Dimensão esta que não é mutuamente exclusiva em relação à dimensão do pensamento comum, da ciência especializada, da longa e admirável tradição da filosofia e da ciência dedicadas à sistematização do real, com o intuito de mapear o mundo, conferindo-nos a habilidade cada vez mais desenvolvida de nos guiarmos e orientarmos nele, que nos fornece essa espécie de bússola do mundo e nos permite navegarmos nele. A intuição, como ele diz, "é mais que ideia", porém, para se articular efetivamente, ela deve "cavalgar ideias". (O Pensamento e o Movente, p. 45)
Com isso Bergson nos diz que a diferença da metafísica (da intuição) e da ciência é de método, não de qualidade. Seus objetos são diferentes. A matéria (entendida aqui em sentido amplo) cabe à ciência; o espírito, à metafísica. Desse modo, Bergson indica que a metafísica, tendo por objeto o próprio espírito e tendo a intuição como seu método, consiste essencialmente num movimento autorreflexivo, um exercício do espírito sobre si mesmo. Como ele próprio expressa:
[a metafísica] começará por expulsar os conceitos já prontos; ela também se confiará à experiência. Mas a experiência interior não encontrará em parte alguma linguagem estritamente apropriada. Por força, terá que voltar ao conceito, acrescentando-lhe no máximo a imagem. Mas então será preciso que alargue o conceito, que o flexibilize e que anuncie, pela franja colorida com a qual o envolverá, que ele não contém a experiência inteira.
(O Pensamento e o Movente, p. 48)
Diferentemente da metafísica moderna, Bergson se afasta do dogmatismo e recusa ter a totalidade encerrada no seu método ou no produto deste. A filosofia, para ele, não compreende esse esforço de abarcar o todo numa fórmula, num conceito ou num sistema teórico.
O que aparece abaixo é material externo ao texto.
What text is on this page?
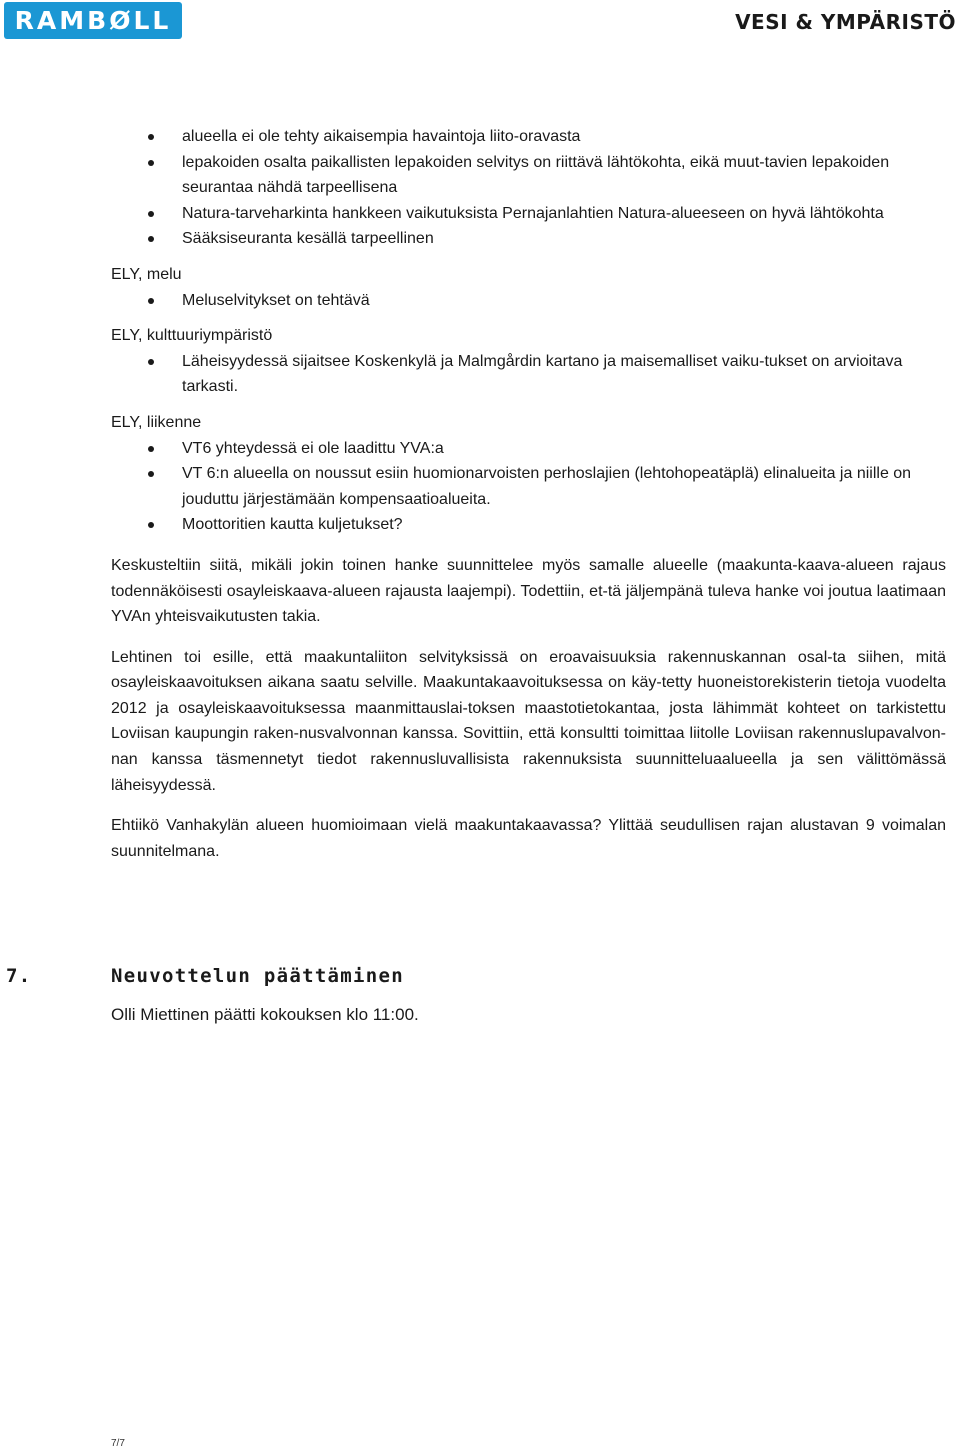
RAMBØLL	VESI & YMPÄRISTÖ
alueella ei ole tehty aikaisempia havaintoja liito-oravasta
lepakoiden osalta paikallisten lepakoiden selvitys on riittävä lähtökohta, eikä muut-tavien lepakoiden seurantaa nähdä tarpeellisena
Natura-tarveharkinta hankkeen vaikutuksista Pernajanlahtien Natura-alueeseen on hyvä lähtökohta
Sääksiseuranta kesällä tarpeellinen
ELY, melu
Meluselvitykset on tehtävä
ELY, kulttuuriympäristö
Läheisyydessä sijaitsee Koskenkylä ja Malmgårdin kartano ja maisemalliset vaiku-tukset on arvioitava tarkasti.
ELY, liikenne
VT6 yhteydessä ei ole laadittu YVA:a
VT 6:n alueella on noussut esiin huomionarvoisten perhoslajien (lehtohopeatäplä) elinalueita ja niille on jouduttu järjestämään kompensaatioalueita.
Moottoritien kautta kuljetukset?
Keskusteltiin siitä, mikäli jokin toinen hanke suunnittelee myös samalle alueelle (maakunta-kaava-alueen rajaus todennäköisesti osayleiskaava-alueen rajausta laajempi). Todettiin, et-tä jäljempänä tuleva hanke voi joutua laatimaan YVAn yhteisvaikutusten takia.
Lehtinen toi esille, että maakuntaliiton selvityksissä on eroavaisuuksia rakennuskannan osal-ta siihen, mitä osayleiskaavoituksen aikana saatu selville. Maakuntakaavoituksessa on käy-tetty huoneistorekisterin tietoja vuodelta 2012 ja osayleiskaavoituksessa maanmittauslai-toksen maastotietokantaa, josta lähimmät kohteet on tarkistettu Loviisan kaupungin raken-nusvalvonnan kanssa. Sovittiin, että konsultti toimittaa liitolle Loviisan rakennuslupavalvon-nan kanssa täsmennetyt tiedot rakennusluvallisista rakennuksista suunnitteluaalueella ja sen välittömässä läheisyydessä.
Ehtiikö Vanhakylän alueen huomioimaan vielä maakuntakaavassa? Ylittää seudullisen rajan alustavan 9 voimalan suunnitelmana.
7.	Neuvottelun päättäminen
Olli Miettinen päätti kokouksen klo 11:00.
7/7
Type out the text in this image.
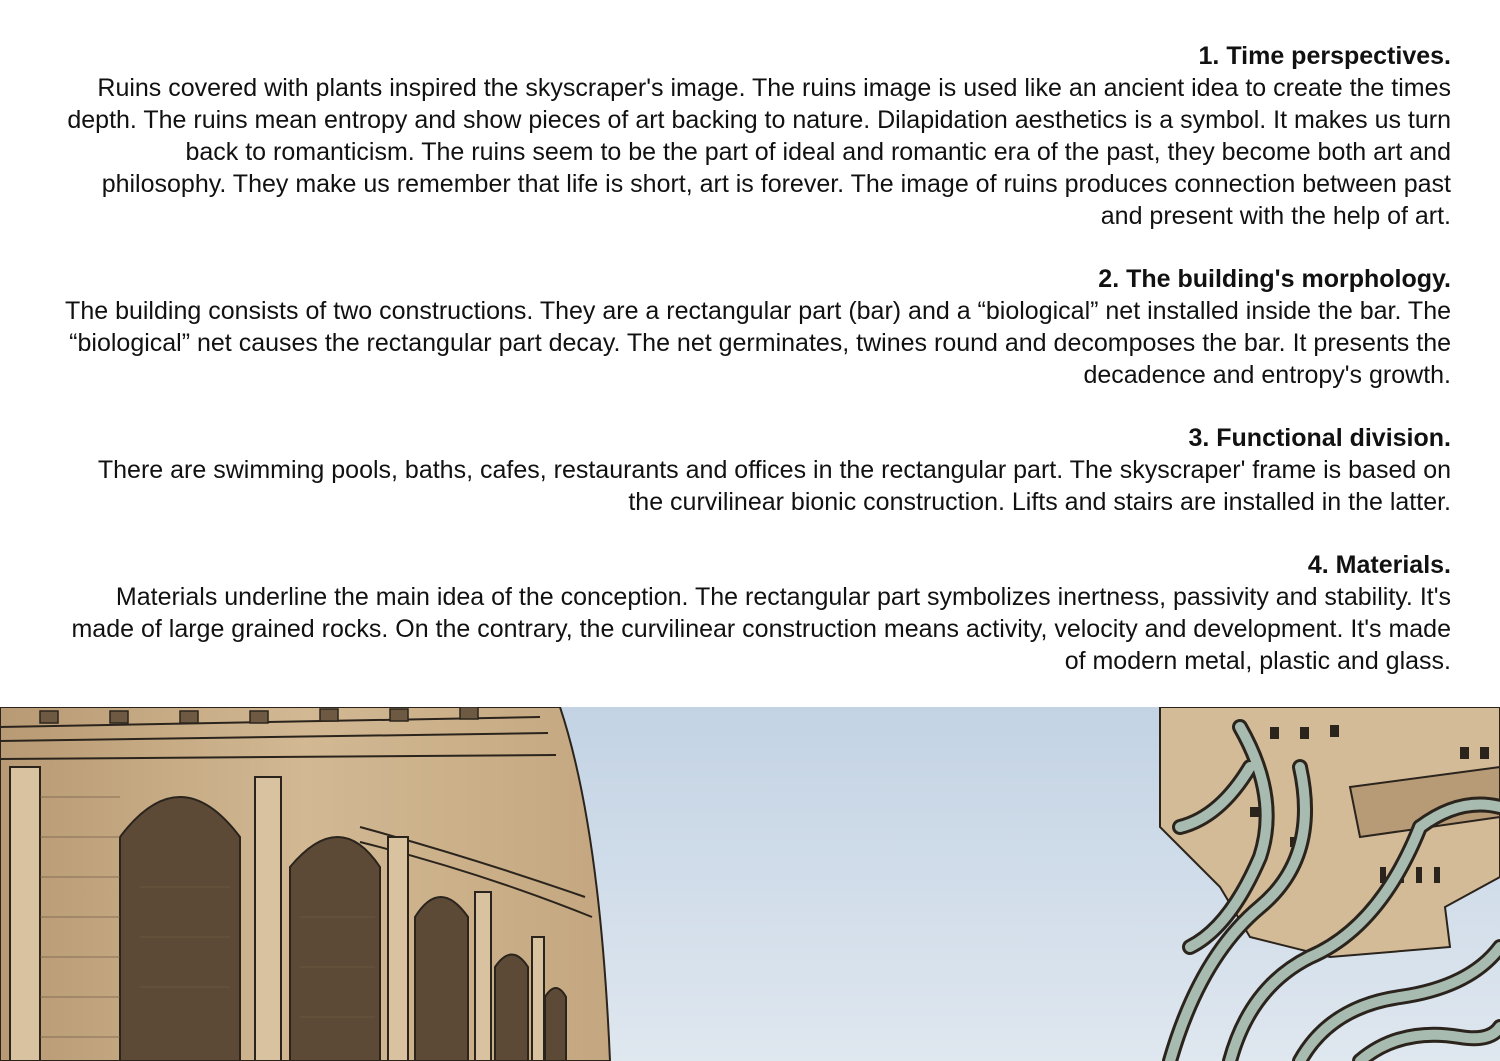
1. Time perspectives.

Ruins covered with plants inspired the skyscraper's image. The ruins image is used like an ancient idea to create the times depth. The ruins mean entropy and show pieces of art backing to nature. Dilapidation aesthetics is a symbol. It makes us turn back to romanticism. The ruins seem to be the part of ideal and romantic era of the past, they become both art and philosophy. They make us remember that life is short, art is forever. The image of ruins produces connection between past and present with the help of art.

2. The building's morphology.

The building consists of two constructions. They are a rectangular part (bar) and a “biological” net installed inside the bar. The “biological” net causes the rectangular part decay. The net germinates, twines round and decomposes the bar. It presents the decadence and entropy's growth.

3. Functional division.

There are swimming pools, baths, cafes, restaurants and offices in the rectangular part. The skyscraper' frame is based on the curvilinear bionic construction. Lifts and stairs are installed in the latter.

4. Materials.

Materials underline the main idea of the conception. The rectangular part symbolizes inertness, passivity and stability. It's made of large grained rocks. On the contrary, the curvilinear construction means activity, velocity and development. It's made of modern metal, plastic and glass.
A tarefa derradeira da filosofia é outra:
(...) a verdade é que se trata, na filosofia, e mesmo alhures, de encontrar o problema e, por conseguinte, de pô-lo, muito mais do que resolvê-lo. Pois um problema especulativo está resolvido assim que é bem posto. Entendo com isso que a solução existe então imediatamente, ainda que possa permanecer escondida e, por assim dizer, encoberta: só falta, então, descobri-la. Mas pôr o problema não é simplesmente descobrir, é inventar. A descoberta versa sobre aquilo que já existe, atual ou virtualmente; era portanto certo que haveria de surgir cedo ou tarde. A invenção confere ser àquilo que não era, ela poderia não ter surgido nunca.
(O Pensamento e o Movente, p. 54)
O pensamento filosófico, por outra via, entra, assim como a ciência, na experiência, e portanto mantém uma relação íntima e profunda com a vida. Uma Metafísica do Movimento, tendo a intuição como seu método e o espírito, o próprio homem na sua inserção no mundo, a própria vida, como objeto, implica que seu trabalho é, como o tempo, contínuo e sempre inacabado. Ela não busca conclusões definitivas (ou definições conclusivas), mas interrogações incisivas: ela busca manter-se atinada à fértil problematicidade inerente ao espírito filosófico.
A rigorosidade da intuição vem dessa pretensão filosófica de "desmascarar" os problemas, investigá-los, verificar se são bem postos, ou se são falácias conceituais, ou seja, se estão presos a paradoxos e contrassensos, se os pressupostos que o tornam possíveis não são redundantes, vazios ou estéreis. E, a partir daí, recolocar o problema, encontrar (ou produzir) um problema melhor, que resulta dessa disposição espiritual afinada à intuição: que não deseja compreender, mas engendrar. (O Pensamento e o Movente, p. 68)
Referências:
BERGSON, Henri. O Pensamento e o Movente. Tradução de Bento Prado Neto. São Paulo: Martins Fontes, 2006.
BERGSON, Henri. Cartas, Conferências e Outros Escritos. Tradução de Franklin Leopoldo e Silva, Nathanael Caxeiro. São Paulo: Abril Cultural, 1984.
SILVA, Franklin Leopoldo e. Bergson e Jankélévitch. Estudos Avançados, v. 10 (28), 1996.
SILVA, Franklin Leopoldo e. Bergson: intuição e discurso filosófico. São Paulo: Loyola, 1994.